‘Wat gij niet wilt dat u geschiedt, doe dat ook een ander niet’: in haar nieuwe boek ‘De Grote Transformatie’ vertelt godsdiensthistorica Karen Armstrong hoe deze ‘gulden regel’ tijdens de zogenaamde Spilperiode (van 900 tot 200 v.C.) door verschillende ‘spirituele en filosofische genieën’ werd ontdekt. En die regel, schrijft ze, is vandaag belangrijker dan ooit. Een voorpublicatie.

Vrijwel elke generatie denkt op een keerpunt in de geschiedenis te staan, maar de problemen van onze tijd lijken wel uitzonderlijk ingewikkeld en de toekomst lijkt steeds onzekerder.
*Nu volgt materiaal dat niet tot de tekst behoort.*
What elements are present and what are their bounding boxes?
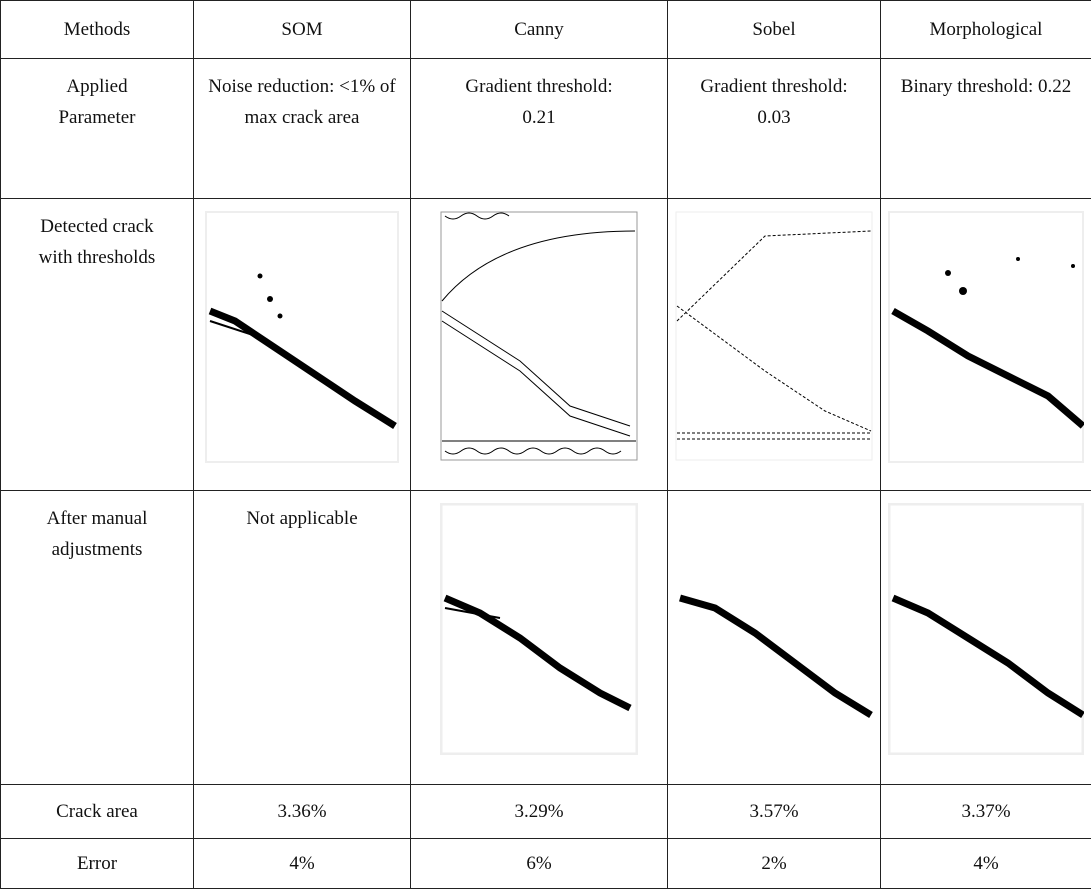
cell: Gradient threshold: 0.03 — [668, 59, 881, 199]
row: Detected crack with thresholds — [1, 199, 1091, 491]
image-cell — [668, 199, 881, 491]
cell: 4% — [194, 839, 411, 889]
cell: Binary threshold: 0.22 — [881, 59, 1091, 199]
row: After manual adjustments Not applicable — [1, 491, 1091, 785]
crack-image — [440, 503, 638, 755]
comparison-table: Methods SOM Canny Sobel Morphological Ap… — [0, 0, 1091, 889]
header-cell: Canny — [411, 1, 668, 59]
cell: Not applicable — [194, 491, 411, 785]
crack-image — [675, 211, 873, 461]
cell: 3.37% — [881, 785, 1091, 839]
row: Applied Parameter Noise reduction: <1% o… — [1, 59, 1091, 199]
cell: 2% — [668, 839, 881, 889]
label-text: After manual adjustments — [37, 503, 157, 565]
cell-text: Gradient threshold: 0.03 — [699, 71, 849, 133]
cell: 6% — [411, 839, 668, 889]
image-cell — [411, 491, 668, 785]
cell-text: Gradient threshold: 0.21 — [464, 71, 614, 133]
row-label: Detected crack with thresholds — [1, 199, 194, 491]
crack-image — [440, 211, 638, 461]
header-row: Methods SOM Canny Sobel Morphological — [1, 1, 1091, 59]
row-label: Error — [1, 839, 194, 889]
row: Error 4% 6% 2% 4% — [1, 839, 1091, 889]
cell: 3.29% — [411, 785, 668, 839]
cell-text: Noise reduction: <1% of max crack area — [197, 71, 407, 133]
crack-image — [205, 211, 399, 463]
row-label: Applied Parameter — [1, 59, 194, 199]
image-cell — [411, 199, 668, 491]
header-cell: SOM — [194, 1, 411, 59]
cell: 3.57% — [668, 785, 881, 839]
cell: 4% — [881, 839, 1091, 889]
header-cell: Morphological — [881, 1, 1091, 59]
row-label: Crack area — [1, 785, 194, 839]
header-cell: Sobel — [668, 1, 881, 59]
label-text: Detected crack with thresholds — [37, 211, 157, 273]
crack-image — [888, 503, 1084, 755]
crack-image — [675, 503, 873, 755]
cell-text: Binary threshold: 0.22 — [899, 71, 1074, 102]
row-label: After manual adjustments — [1, 491, 194, 785]
row: Crack area 3.36% 3.29% 3.57% 3.37% — [1, 785, 1091, 839]
cell: Gradient threshold: 0.21 — [411, 59, 668, 199]
image-cell — [881, 199, 1091, 491]
image-cell — [668, 491, 881, 785]
header-cell: Methods — [1, 1, 194, 59]
cell-text: Not applicable — [194, 503, 410, 534]
crack-image — [888, 211, 1084, 463]
image-cell — [194, 199, 411, 491]
cell: Noise reduction: <1% of max crack area — [194, 59, 411, 199]
image-cell — [881, 491, 1091, 785]
label-text: Applied Parameter — [37, 71, 157, 133]
cell: 3.36% — [194, 785, 411, 839]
Achter veel van onze moeilijkheden schuilt een diepe geestelijke crisis. In de twintigste eeuw zagen we een uitbarsting van geweld op een ongekend grote schaal. Helaas heeft ons vermogen om elkaar kwaad te doen en te verminken gelijke tred gehouden met onze uitzonderlijke economische en wetenschappelijke vooruitgang. Het lijkt ons te ontbreken aan de wijsheid om onze agressie te beteugelen en binnen veilige en gepaste grenzen te houden. De explosie van de eerste atoombommen boven Hiroshima en Nagasaki onthulde de nihilistische zelfvernietiging die verscholen zit in de briljante prestaties van onze moderne cultuur. We riskeren een milieuramp omdat we de aarde niet meer zien als iets heiligs, maar gewoon als een ‘hulpbron’. Tenzij er een soort geestelijke revolutie komt die onze technologische genialiteit kan bijhouden, ziet het er niet naar uit dat we onze planeet zullen kunnen redden. Zuiver rationele kennis zal niet voldoende zijn. We hebben door schade en schande ontdekt dat een grote universiteit kan blijven bestaan vlak bij een concentratiekamp. Auschwitz, Rwanda, Bosnië en de vernietiging van het World Trade Center waren allemaal duistere epifanieën die lieten zien wat er kan gebeuren als het besef van de heilige onschendbaarheid van elk menselijk wezen verloren is gegaan.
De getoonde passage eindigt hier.